Like As the Waves Make Towards the Pebbled Shore is the first line of Sonnet 60 by the great English playwright and poet William Shakespeare. Shakespeare is considered the finest dramatist who wrote in the English language. He is also one of the best poets in English literature. See Shakespeare, William.
Shakespeare’s sonnets were published in 1609, when he had already become a successful playwright. No one knows when Shakespeare wrote the poems, but he probably composed them over several years. There are 154 sonnets in the sequence, though some scholars believe that a different author may have written Sonnets 153 and 154, which focus on Cupid, the god of love in Roman mythology. Only two of the sonnets were published before 1609, in a collection called The Passionate Pilgrim (1599).
Like almost all of Shakespeare’s sonnets, Sonnet 60 consists of three quatrains (four-line units) followed by a concluding couplet (two-line unit). Each quatrain has a rhyme scheme of abab, cdcd, efef, with the final couplet a rhyming one (gg).
Like as the waves make towards the pebbled shore, So do our minutes hasten to their end; Each changing place with that which goes before, In sequent toil all forwards do contend. Nativity, once in the main of light, Crawls to maturity, wherewith being crowned, Crooked eclipses ‘gainst his glory fight, And Time that gave doth now his gift confound. Time doth transfix the flourish set on youth, And delves the parallels in beauty’s brow, Feeds on the rarities of nature’s truth, And nothing stands but for his scythe to mow. And yet to times in hope my verse shall stand, Praising thy worth, despite his cruel hand.

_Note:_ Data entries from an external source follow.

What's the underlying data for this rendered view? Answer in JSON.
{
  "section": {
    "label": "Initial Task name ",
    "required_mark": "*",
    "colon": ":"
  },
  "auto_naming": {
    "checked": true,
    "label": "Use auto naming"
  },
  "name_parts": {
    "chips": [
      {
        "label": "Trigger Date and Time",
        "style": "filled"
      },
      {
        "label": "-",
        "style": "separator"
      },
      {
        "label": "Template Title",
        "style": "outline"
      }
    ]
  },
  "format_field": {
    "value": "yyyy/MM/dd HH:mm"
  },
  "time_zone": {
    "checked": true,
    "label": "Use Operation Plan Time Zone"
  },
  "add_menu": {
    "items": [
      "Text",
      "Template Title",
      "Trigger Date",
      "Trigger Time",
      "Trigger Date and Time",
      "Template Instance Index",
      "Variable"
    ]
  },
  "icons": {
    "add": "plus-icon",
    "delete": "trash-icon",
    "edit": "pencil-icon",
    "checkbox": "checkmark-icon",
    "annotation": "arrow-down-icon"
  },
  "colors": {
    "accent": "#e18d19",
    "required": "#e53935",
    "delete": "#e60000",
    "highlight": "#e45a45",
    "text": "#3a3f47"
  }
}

This sonnet deals with the destructiveness of time, a central Shakespearean theme. In a series of striking images, the sonnet develops the idea of time’s remorseless attack on life, beauty, and glory.
Like the other sonnets in the sequence of 1 to 126, this verse is addressed to an unnamed young nobleman. The youth’s beauty and worth are the focus of the poet’s praise in these sonnets. The young man’s qualities frequently inspire the poet to reflect on time and to challenge time’s ravages through his verse.
Sonnet 60 is a good example of the use of the sonnet structure to develop theme. Each of the three quatrains is written around a central image but also develops its own idea. The concluding couplet sums up—or in this case, dramatically reverses—the preceding ideas.
Quatrain 1 depicts the steady march of time, using the perpetual motion of waves as its starting image. In “sequent toil” (successive, continuing effort), all things relentlessly “contend” (strive) forward. Quatrain 2 describes newborn life, or “nativity,” entering the “main” (ocean) of light—that is, the world. But the “crawl” toward maturity only results in defeated glory. Quatrain 3 describes how the flourish of youth is “transfixed,” or pierced, by time. Time ages beauty’s features as it “delves the parallels in beauty’s brow” and feeds on nature’s finest things (“rarities”). Thus, the poet mournfully concludes, nothing can “stand” that is not eventually cut down by time.
The final couplet, after the building momentum of these three quatrains, creates a dramatic contrast. To “times in hope”—that is, times to come—the poet’s verse will provide immortality for his friend, where life cannot. Whereas living things cannot “stand” against time’s “cruel hand,” poetry can.